| Konu: | 2012 YILI MERKEZÎ YÖNETİM BÜTÇESİ VE 2010 YILI MERKEZÎ YÖNETİM KESİN HESAP KANUNU TASARISI |
| Yasama Yılı: | 2 |
| Birleşim: | 34 |
| Tarih: | 11.12.2011 |
BDP GRUBU ADINA ÖZDAL ÜÇER (Van) - Sayın Başkan, değerli milletvekilleri; sözlerime Genel Kurulu selamlayarak başlıyorum.
Yükseköğretim Kurulu, Öğrenci Seçme ve Yerleştirme Merkezi ve üniversitelerin bütçesiyle ilgili grubumuz adına söz almış bulunmaktayım.
Bu bütçe programı ve bu bütçe üzerine konuşurken canı gönülden şunu söylemek isterdik: İşte, hazırlanmış olan adil ve eşit bütçe ile demokratik yönetim ile lağvedilmesi gereken YÖK -zaten lağvedilmiş olacak- Öğrenci Seçme ve Yerleştirme Merkezi deyince insanların aklına ÖSYM kısaltması geliyor, bununla birlikte, böyle sanki KÇM gibi bir kısaltmayı da aklımıza getiren kopya çekme merkezi gibi bir anımsatmayı da yapan bir kurumun bütçesi ve neredeyse her ile tabela düzeyinde kurulmuş üniversitelerin bütçesiyle ilgili konuşurken çok iyi bir bütçe hazırlanmış, adil, eşit bir bütçe hazırlanmış, bu bütçeyle eğitimin bütün sorunları giderilecek, akademisyenlerin bütün sorunları giderilecek, eğitime ayrılan pay sonucu eğitimin bütün sorunları bertaraf edilecek, araştırma görevlilerinin hiçbir sorunu kalmayacak, bu yıl bütün öğrencilere yüksek düzeyde krediler, burslar verilecek, öğrencilerin bütün sorunları giderilecek diyebilmeyi çok isterdik.
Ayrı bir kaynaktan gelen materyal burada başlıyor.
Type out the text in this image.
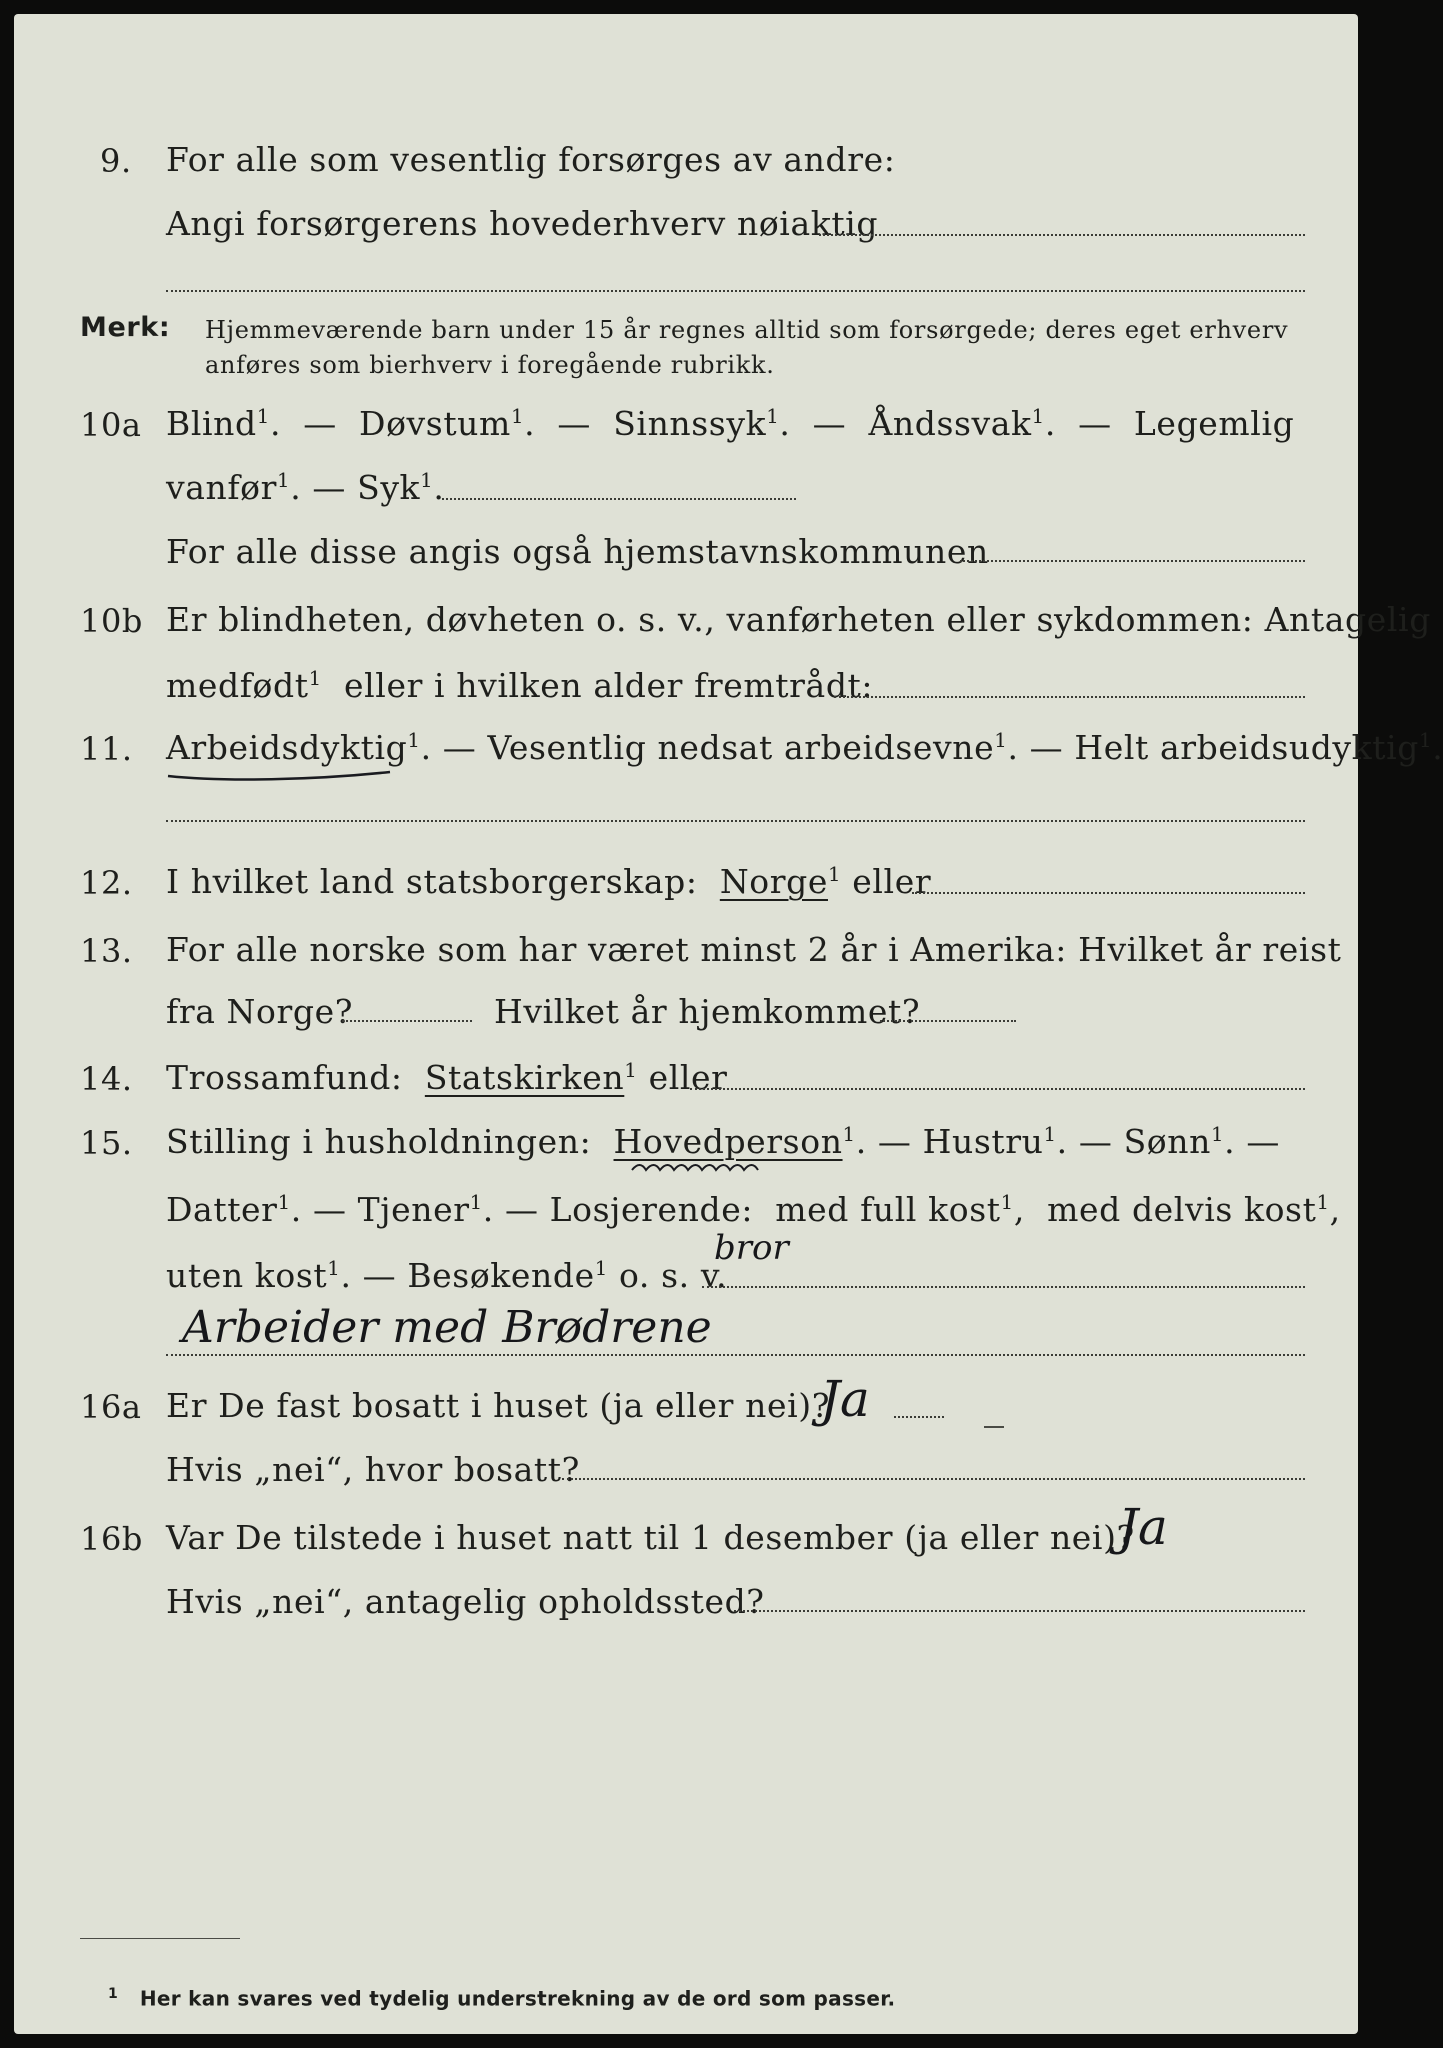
9. For alle som vesentlig forsørges av andre:
Angi forsørgerens hovederhverv nøiaktig
Merk: Hjemmeværende barn under 15 år regnes alltid som forsørgede; deres eget erhverv
anføres som bierhverv i foregående rubrikk.
10a Blind$^1$.  — Døvstum$^1$.  — Sinnssyk$^1$.  — Åndssvak$^1$.  — Legemlig
vanfør$^1$. — Syk$^1$.
For alle disse angis også hjemstavnskommunen
10b Er blindheten, døvheten o. s. v., vanførheten eller sykdommen: Antagelig
medfødt$^1$ eller i hvilken alder fremtrådt:
11. Arbeidsdyktig$^1$. — Vesentlig nedsat arbeidsevne$^1$. — Helt arbeidsudyktig$^1$.
12. I hvilket land statsborgerskap: Norge$^1$ eller
13. For alle norske som har været minst 2 år i Amerika: Hvilket år reist
fra Norge?	Hvilket år hjemkommet?
14. Trossamfund: Statskirken$^1$ eller
15. Stilling i husholdningen: Hovedperson$^1$. — Hustru$^1$. — Sønn$^1$. —
Datter$^1$. — Tjener$^1$. — Losjerende: med full kost$^1$,  med delvis kost$^1$,
uten kost$^1$. — Besøkende$^1$ o. s. v.
bror
Arbeider med Brødrene
16a Er De fast bosatt i huset (ja eller nei)?
Ja
Hvis „nei“, hvor bosatt?
16b Var De tilstede i huset natt til 1 desember (ja eller nei)?
Ja
Hvis „nei“, antagelig opholdssted?
$^1$ Her kan svares ved tydelig understrekning av de ord som passer.
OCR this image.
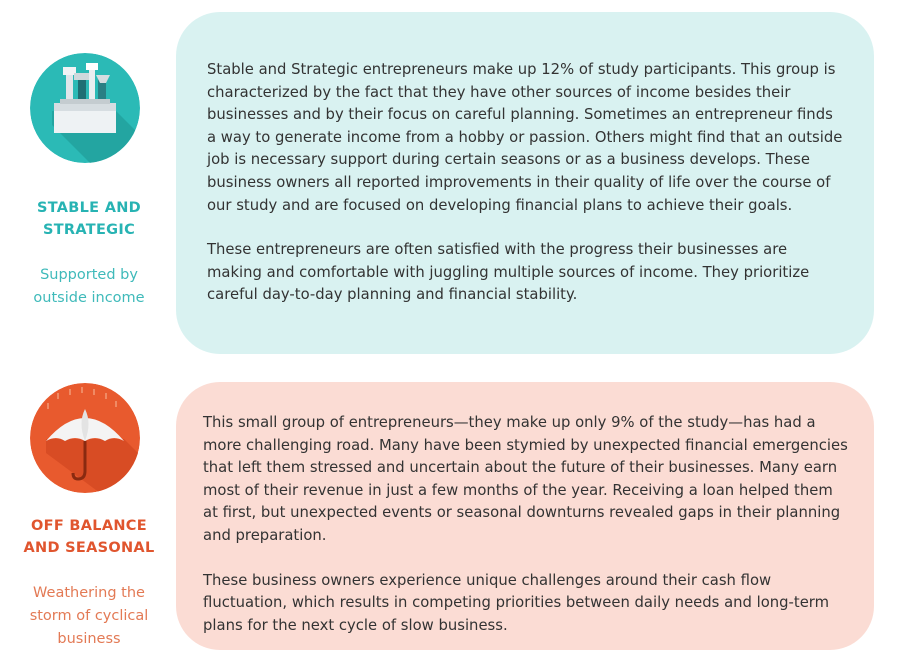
STABLE AND
STRATEGIC
Supported by
outside income

Stable and Strategic entrepreneurs make up 12% of study participants. This group is characterized by the fact that they have other sources of income besides their businesses and by their focus on careful planning. Sometimes an entrepreneur finds a way to generate income from a hobby or passion. Others might find that an outside job is necessary support during certain seasons or as a business develops. These business owners all reported improvements in their quality of life over the course of our study and are focused on developing financial plans to achieve their goals.

These entrepreneurs are often satisfied with the progress their businesses are making and comfortable with juggling multiple sources of income. They prioritize careful day-to-day planning and financial stability.

OFF BALANCE
AND SEASONAL
Weathering the
storm of cyclical
business

This small group of entrepreneurs—they make up only 9% of the study—has had a more challenging road. Many have been stymied by unexpected financial emergencies that left them stressed and uncertain about the future of their businesses. Many earn most of their revenue in just a few months of the year. Receiving a loan helped them at first, but unexpected events or seasonal downturns revealed gaps in their planning and preparation.

These business owners experience unique challenges around their cash flow fluctuation, which results in competing priorities between daily needs and long-term plans for the next cycle of slow business.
Ama on yıllık Hükûmetiniz boyunca, AKP İktidarının on yıllık Hükûmeti boyunca, nasıl ki, eğitim bütün kurumları ve bütün alanlarıyla özel sermayeye peşkeş çekilen bir ticari alan yapılmaya çalışıldıysa bugünden sonra da aynısının devam edeceğini çok iyi bilmekteyiz.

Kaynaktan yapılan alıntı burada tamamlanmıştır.